E’ l’eredità del buco creato dal trader francese: 9 miliardi di dollari, una mezza finanziaria di un paese di medie dimensioni, in piena crisi finanziaria dell’area euro. Ci siamo già scordati di Lehman Brothers? La finanza anglosassone, in piena crisi di credibilità, avrebbe dovuto dotarsi di nuovi e severi strumenti di controllo, di un chiaro sistema di repressione di peccati che, nonostante abbiano messo in ginocchio l’economia mondiale, non sono ancora diventati fattispecie di reato.
L’ex ceo di Barclays Bank Martin Taylor non si è lasciato sfuggire l’occasione per sparare a zero sull’attuale numero 1 Bob Diamond, descrivendo con rara efficacia la situazione: disonestà, incompetenza follia. Con la “disonestà elevata a sistema”. A Diamond saranno fischiate le orecchie, ma intanto ha dovuto rinunciare al milionario bonus del 2012, dopo che era riuscito a conservarlo nonostante il parere contrario degli azionisti. Ma del clamoroso maquillage ai tassi di interesse, nessuno per ora è il responsabile.
La banca se la cava con una multa da 450 milioni di dollari, mentre il titolo è precipitato di un buon 15%. Il premier inglese Cameron, per una volta insolitamente duro con le banche, adesso invoca revisioni legislative e l’introduzione di strumenti giuridici per dare rilevanza penale ai misfatti e ai trucchi contabili. Trucchi, comportamenti fraudolenti, accoppiamenti poco giudiziosi fra regolatori regolati, durano da 4 anni. Il Libor regola scambi per migliaia di miliardi di dollari, si attendono nuove rivelazioni, altri scandali.

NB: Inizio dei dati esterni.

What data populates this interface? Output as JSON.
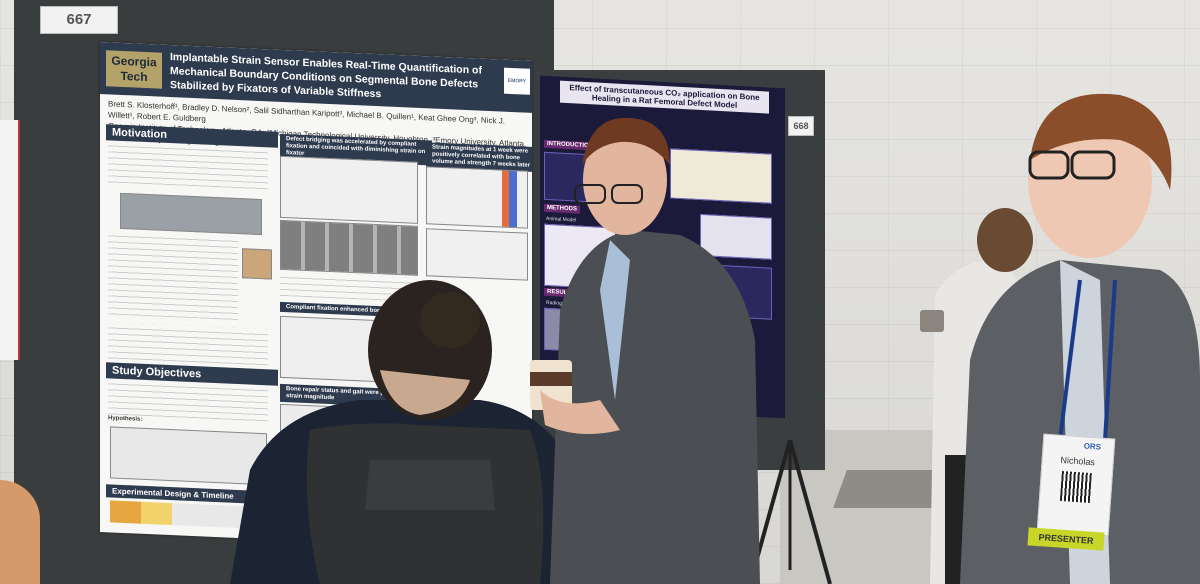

Nel frattempo vedremo se la puntata di James Dimon, da non confondere con Diamond, il ceo di JP Morgan, è stata presa sulla scorta di bugie e artifici o davvero la banca assicurerà davvero un trimestre “solidamente redditizio”. Lo appureremo il 13 luglio prossimo. Lui ci crede, come crede, incurante della realtà sotto gli occhi di tutti, che più stringenti regolamentazioni agli eccessi e ai vizi strutturali della finanza, non sono necessarie e addirittura controproducenti. Errare è umano, perseverare è diabolico. Dimon, demon, siamo lì.